4. kitabı da çıkmıştır.
Gerçekleri görmeye birebirdir.
(bkz: wag the dog)
suyu cikan kitap. seri halde gidiyor, kendini tekrarliya tekrarliya giden kitap.
ilk ikisini okuyun, yeter...
Okuduğum ender kitaplardandır. Okumaya üşenenler için, Türkiye"ye mevcut dış mihrakların baskısı, abd nin ortadoğuya barış getiricez bıdı bıdı sı ile kaynaklarına çökmesi.

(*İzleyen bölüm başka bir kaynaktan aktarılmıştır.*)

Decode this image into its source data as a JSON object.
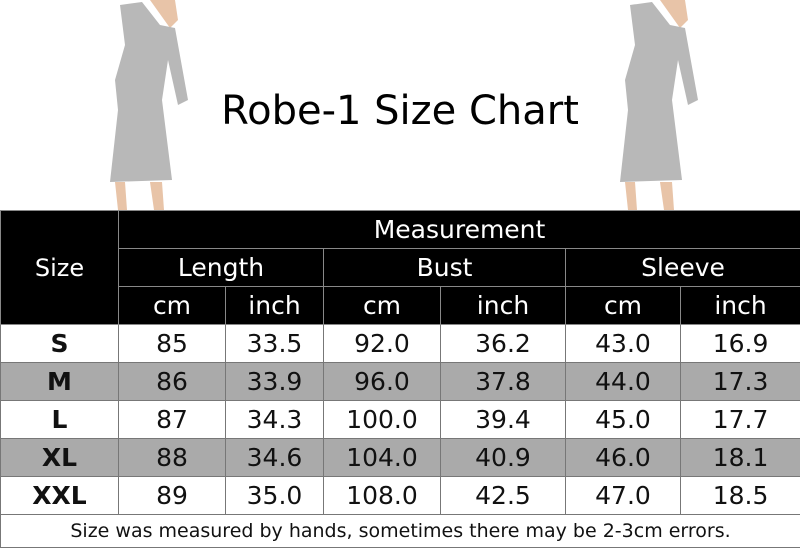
{
  "title": "Robe-1 Size  Chart",
  "table": {
    "size_header": "Size",
    "group_header": "Measurement",
    "columns": [
      {
        "label": "Length",
        "units": [
          "cm",
          "inch"
        ]
      },
      {
        "label": "Bust",
        "units": [
          "cm",
          "inch"
        ]
      },
      {
        "label": "Sleeve",
        "units": [
          "cm",
          "inch"
        ]
      }
    ],
    "rows": [
      {
        "size": "S",
        "values": [
          "85",
          "33.5",
          "92.0",
          "36.2",
          "43.0",
          "16.9"
        ]
      },
      {
        "size": "M",
        "values": [
          "86",
          "33.9",
          "96.0",
          "37.8",
          "44.0",
          "17.3"
        ]
      },
      {
        "size": "L",
        "values": [
          "87",
          "34.3",
          "100.0",
          "39.4",
          "45.0",
          "17.7"
        ]
      },
      {
        "size": "XL",
        "values": [
          "88",
          "34.6",
          "104.0",
          "40.9",
          "46.0",
          "18.1"
        ]
      },
      {
        "size": "XXL",
        "values": [
          "89",
          "35.0",
          "108.0",
          "42.5",
          "47.0",
          "18.5"
        ]
      }
    ],
    "note": "Size was measured by hands, sometimes there may be 2-3cm errors."
  },
  "colors": {
    "header_bg": "#000000",
    "alt_row_bg": "#aaaaaa",
    "robe": "#b8b8b8"
  }
}
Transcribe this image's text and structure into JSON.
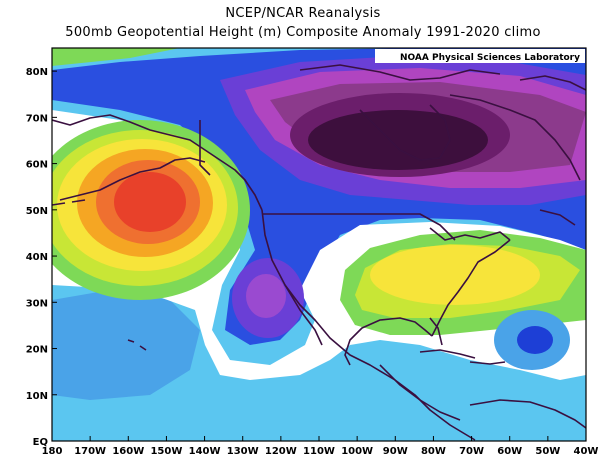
{
  "header": {
    "title": "NCEP/NCAR Reanalysis",
    "subtitle": "500mb Geopotential Height (m) Composite Anomaly 1991-2020 climo"
  },
  "credit": "NOAA Physical Sciences Laboratory",
  "map": {
    "projection": "equirectangular",
    "lon_range": [
      -180,
      -40
    ],
    "lat_range": [
      0,
      85
    ],
    "y_ticks": [
      "EQ",
      "10N",
      "20N",
      "30N",
      "40N",
      "50N",
      "60N",
      "70N",
      "80N"
    ],
    "x_ticks": [
      "180",
      "170W",
      "160W",
      "150W",
      "140W",
      "130W",
      "120W",
      "110W",
      "100W",
      "90W",
      "80W",
      "70W",
      "60W",
      "50W",
      "40W"
    ],
    "colors": {
      "strong_negative": "#3d0f3d",
      "very_negative": "#6b1e6b",
      "negative": "#8c3a8c",
      "moderate_negative": "#b045c0",
      "weak_negative": "#6a3fd6",
      "slight_negative": "#2a4fe0",
      "faint_negative": "#4aa3e8",
      "near_zero_neg": "#5bc6f0",
      "neutral": "#ffffff",
      "faint_positive": "#7ed957",
      "weak_positive": "#c8e636",
      "moderate_positive": "#f7e43a",
      "positive": "#f5a623",
      "strong_positive": "#e8412a",
      "coastline": "#3a1040"
    }
  }
}
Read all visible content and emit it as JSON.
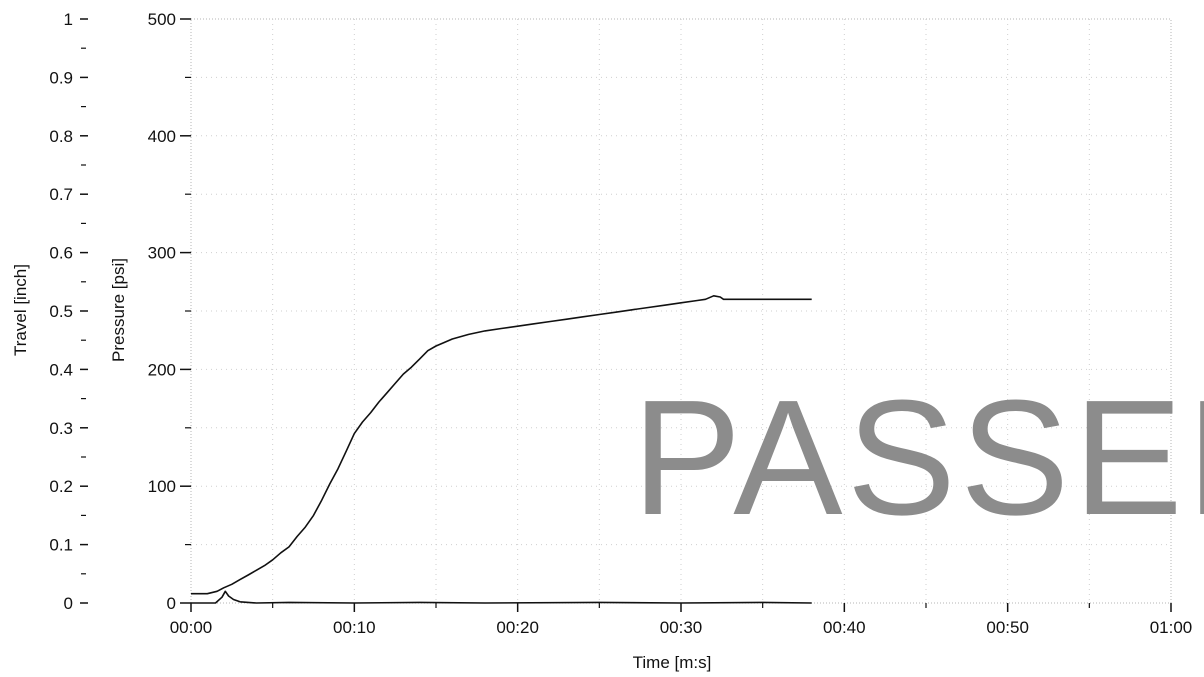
{
  "chart_data": {
    "type": "line",
    "xlabel": "Time [m:s]",
    "ylabel_left": "Travel [inch]",
    "ylabel_right": "Pressure [psi]",
    "x_range_seconds": [
      0,
      60
    ],
    "x_ticks": [
      "00:00",
      "00:10",
      "00:20",
      "00:30",
      "00:40",
      "00:50",
      "01:00"
    ],
    "travel_range": [
      0,
      1
    ],
    "travel_ticks": [
      "0",
      "0.1",
      "0.2",
      "0.3",
      "0.4",
      "0.5",
      "0.6",
      "0.7",
      "0.8",
      "0.9",
      "1"
    ],
    "pressure_range": [
      0,
      500
    ],
    "pressure_ticks": [
      "0",
      "100",
      "200",
      "300",
      "400",
      "500"
    ],
    "grid": "dotted",
    "stamp_text": "PASSED",
    "series": [
      {
        "axis": "pressure",
        "color": "#111111",
        "points": [
          [
            0.0,
            8
          ],
          [
            1.0,
            8
          ],
          [
            1.6,
            10
          ],
          [
            2.0,
            13
          ],
          [
            2.5,
            16
          ],
          [
            3.0,
            20
          ],
          [
            3.5,
            24
          ],
          [
            4.0,
            28
          ],
          [
            4.5,
            32
          ],
          [
            5.0,
            37
          ],
          [
            5.5,
            43
          ],
          [
            6.0,
            48
          ],
          [
            6.5,
            57
          ],
          [
            7.0,
            65
          ],
          [
            7.5,
            75
          ],
          [
            8.0,
            88
          ],
          [
            8.5,
            102
          ],
          [
            9.0,
            115
          ],
          [
            9.5,
            130
          ],
          [
            10.0,
            145
          ],
          [
            10.5,
            155
          ],
          [
            11.0,
            163
          ],
          [
            11.5,
            172
          ],
          [
            12.0,
            180
          ],
          [
            12.5,
            188
          ],
          [
            13.0,
            196
          ],
          [
            13.5,
            202
          ],
          [
            14.0,
            209
          ],
          [
            14.5,
            216
          ],
          [
            15.0,
            220
          ],
          [
            15.5,
            223
          ],
          [
            16.0,
            226
          ],
          [
            17.0,
            230
          ],
          [
            18.0,
            233
          ],
          [
            19.0,
            235
          ],
          [
            20.0,
            237
          ],
          [
            21.0,
            239
          ],
          [
            22.0,
            241
          ],
          [
            23.0,
            243
          ],
          [
            24.0,
            245
          ],
          [
            25.0,
            247
          ],
          [
            26.0,
            249
          ],
          [
            27.0,
            251
          ],
          [
            28.0,
            253
          ],
          [
            29.0,
            255
          ],
          [
            30.0,
            257
          ],
          [
            31.0,
            259
          ],
          [
            31.5,
            260
          ],
          [
            32.0,
            263
          ],
          [
            32.4,
            262
          ],
          [
            32.6,
            260
          ],
          [
            33.0,
            260
          ],
          [
            35.0,
            260
          ],
          [
            37.0,
            260
          ],
          [
            38.0,
            260
          ]
        ]
      },
      {
        "axis": "travel",
        "color": "#111111",
        "points": [
          [
            0.0,
            0.0
          ],
          [
            1.5,
            0.0
          ],
          [
            1.9,
            0.01
          ],
          [
            2.1,
            0.02
          ],
          [
            2.3,
            0.012
          ],
          [
            2.6,
            0.006
          ],
          [
            3.0,
            0.002
          ],
          [
            3.5,
            0.001
          ],
          [
            4.0,
            0.0
          ],
          [
            6.0,
            0.001
          ],
          [
            10.0,
            0.0
          ],
          [
            14.0,
            0.001
          ],
          [
            18.0,
            0.0
          ],
          [
            25.0,
            0.001
          ],
          [
            30.0,
            0.0
          ],
          [
            35.0,
            0.001
          ],
          [
            38.0,
            0.0
          ]
        ]
      }
    ]
  }
}
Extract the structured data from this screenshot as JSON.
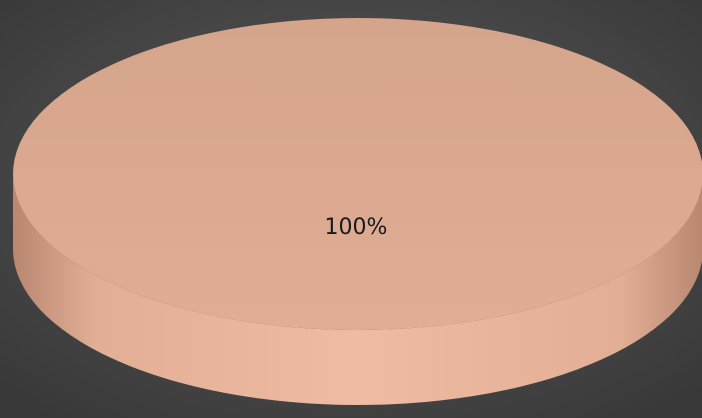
{
  "chart_data": {
    "type": "pie",
    "values": [
      100
    ],
    "value_labels": [
      "100%"
    ],
    "colors": [
      "#e6b29a"
    ]
  }
}
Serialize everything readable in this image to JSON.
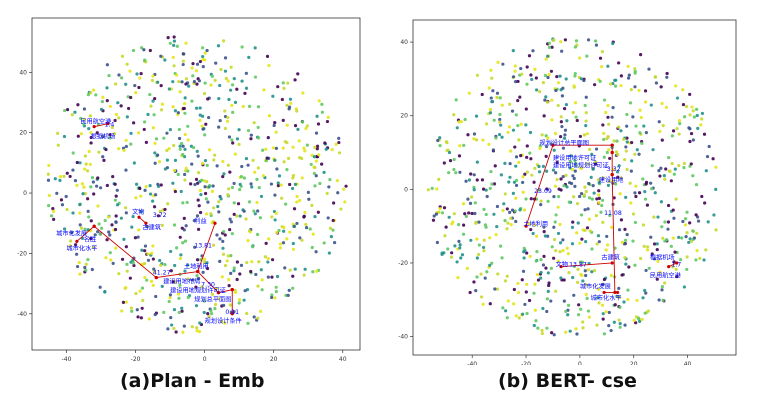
{
  "figure": {
    "caption_left": "(a)Plan - Emb",
    "caption_right": "(b) BERT- cse"
  },
  "colors": {
    "scatter_palette": [
      "#440154",
      "#3b528b",
      "#21918c",
      "#5ec962",
      "#c8d92c",
      "#e5e419"
    ],
    "annotation_text": "#0000ff",
    "annotation_line": "#cc0000"
  },
  "chart_data": [
    {
      "type": "scatter",
      "title": "",
      "xlim": [
        -50,
        45
      ],
      "ylim": [
        -52,
        58
      ],
      "xticks": [
        -40,
        -20,
        0,
        20,
        40
      ],
      "yticks": [
        -40,
        -20,
        0,
        20,
        40
      ],
      "point_cloud": {
        "count": 900,
        "description_seed": 11
      },
      "annotations": [
        {
          "label": "民用航空港",
          "x": -36,
          "y": 23
        },
        {
          "label": "根据机场",
          "x": -33,
          "y": 18
        },
        {
          "label": "1.4",
          "x": -29,
          "y": 22
        },
        {
          "label": "文物",
          "x": -21,
          "y": -7
        },
        {
          "label": "3.72",
          "x": -15,
          "y": -8
        },
        {
          "label": "古建筑",
          "x": -18,
          "y": -12
        },
        {
          "label": "城市化发展",
          "x": -43,
          "y": -14
        },
        {
          "label": "城市化水平",
          "x": -40,
          "y": -19
        },
        {
          "label": "名胜",
          "x": -35,
          "y": -16
        },
        {
          "label": "利益",
          "x": -3,
          "y": -10
        },
        {
          "label": "13.81",
          "x": -3,
          "y": -18
        },
        {
          "label": "土地利用",
          "x": -6,
          "y": -25
        },
        {
          "label": "41.27",
          "x": -15,
          "y": -27
        },
        {
          "label": "建设用地布局",
          "x": -12,
          "y": -30
        },
        {
          "label": "7.30",
          "x": -1,
          "y": -31
        },
        {
          "label": "建设用地规划许可证",
          "x": -10,
          "y": -33
        },
        {
          "label": "规划总平面图",
          "x": -3,
          "y": -36
        },
        {
          "label": "0.11",
          "x": 6,
          "y": -40
        },
        {
          "label": "规划设计条件",
          "x": 0,
          "y": -43
        }
      ],
      "links": [
        {
          "from": [
            -32,
            22
          ],
          "to": [
            -28,
            23
          ]
        },
        {
          "from": [
            -19,
            -8
          ],
          "to": [
            -17,
            -10
          ]
        },
        {
          "from": [
            -37,
            -16
          ],
          "to": [
            -32,
            -11
          ]
        },
        {
          "from": [
            -32,
            -11
          ],
          "to": [
            -14,
            -28
          ]
        },
        {
          "from": [
            -14,
            -28
          ],
          "to": [
            -2,
            -26
          ]
        },
        {
          "from": [
            -2,
            -26
          ],
          "to": [
            3,
            -10
          ]
        },
        {
          "from": [
            -2,
            -26
          ],
          "to": [
            4,
            -33
          ]
        },
        {
          "from": [
            4,
            -33
          ],
          "to": [
            8,
            -32
          ]
        },
        {
          "from": [
            8,
            -32
          ],
          "to": [
            8,
            -40
          ]
        }
      ]
    },
    {
      "type": "scatter",
      "title": "",
      "xlim": [
        -62,
        58
      ],
      "ylim": [
        -45,
        46
      ],
      "xticks": [
        -40,
        -20,
        0,
        20,
        40
      ],
      "yticks": [
        -40,
        -20,
        0,
        20,
        40
      ],
      "point_cloud": {
        "count": 900,
        "description_seed": 29
      },
      "annotations": [
        {
          "label": "规划设计总平面图",
          "x": -15,
          "y": 12
        },
        {
          "label": "建设用地许可证",
          "x": -10,
          "y": 8
        },
        {
          "label": "建设用地规划许可证",
          "x": -10,
          "y": 6
        },
        {
          "label": "3.32",
          "x": 10,
          "y": 5
        },
        {
          "label": "建设用地",
          "x": 7,
          "y": 2
        },
        {
          "label": "23.09",
          "x": -17,
          "y": -1
        },
        {
          "label": "土地利用",
          "x": -21,
          "y": -10
        },
        {
          "label": "11.08",
          "x": 9,
          "y": -7
        },
        {
          "label": "文物",
          "x": -9,
          "y": -21
        },
        {
          "label": "13.87",
          "x": -4,
          "y": -21
        },
        {
          "label": "古建筑",
          "x": 8,
          "y": -19
        },
        {
          "label": "城市化发展",
          "x": 0,
          "y": -27
        },
        {
          "label": "城市化水平",
          "x": 4,
          "y": -30
        },
        {
          "label": "根据机场",
          "x": 26,
          "y": -19
        },
        {
          "label": "1.7",
          "x": 34,
          "y": -21
        },
        {
          "label": "民用航空港",
          "x": 26,
          "y": -24
        }
      ],
      "links": [
        {
          "from": [
            -20,
            -10
          ],
          "to": [
            -10,
            12
          ]
        },
        {
          "from": [
            -10,
            12
          ],
          "to": [
            12,
            12
          ]
        },
        {
          "from": [
            12,
            12
          ],
          "to": [
            12,
            10
          ]
        },
        {
          "from": [
            12,
            10
          ],
          "to": [
            12,
            4
          ]
        },
        {
          "from": [
            12,
            4
          ],
          "to": [
            13,
            -28
          ]
        },
        {
          "from": [
            -7,
            -21
          ],
          "to": [
            12,
            -20
          ]
        },
        {
          "from": [
            9,
            -28
          ],
          "to": [
            14,
            -28
          ]
        },
        {
          "from": [
            33,
            -21
          ],
          "to": [
            36,
            -20
          ]
        }
      ]
    }
  ]
}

aslinda bildiğimiz, hissettiğimiz seyleri yüzümüze Haykıran bir kitap. amerikanin sadece orta doguyla değil guney amerikayla da nasil ugrastigini anlatiyor. ulkeleri kolelestirmek icin kullanilan muazzam yontemler gercekten ustaca ve korkutucu. Kitabın ozeti söyle; bir ulkeyi sömürmek, boyunduruk altina almak istersek (bu ulke ekseriyetle yer alti kaynaklari bakımından zengin bir ulke) once oraya ekonomik tetikciler yollariz. ulkedeki buyume potansiyelini manipüle eder devlet başkanlarıni kandirir ve aslinda ihtiyaçları olmayan projeler icin asla odeyemeyecekleri krediler verir ve isleri de amerikan sirketlerine yaptirtiriz. Örnek ulke suudi arabistan, yunanistan, kismen turkiye. eger ekonomik tetikciler basarisiz olursa cakallar devreye girer ve darbelerle devletin başına amerikan usagi olan adamlar gecirilir. ornegin musaddik in indirilip sah pehlevinin iranin basina gecirilmesi, 80 darbesi, arap bahari... eger cakallar da basarisiz olursa bu defa ordu gider ve o ulkeyi isgal eder. Örnek: vietnam, panama, irak... kisacasi okunmasi gereken faydali ve ufuk açıcı bir kitap. yazarin en son verdigi tavsiyeya katilmamak elde degil. "evinizi, arabanizi ve gardrobunuzu kucultun. alisverise gitmektense oturup bir kitap okuyun."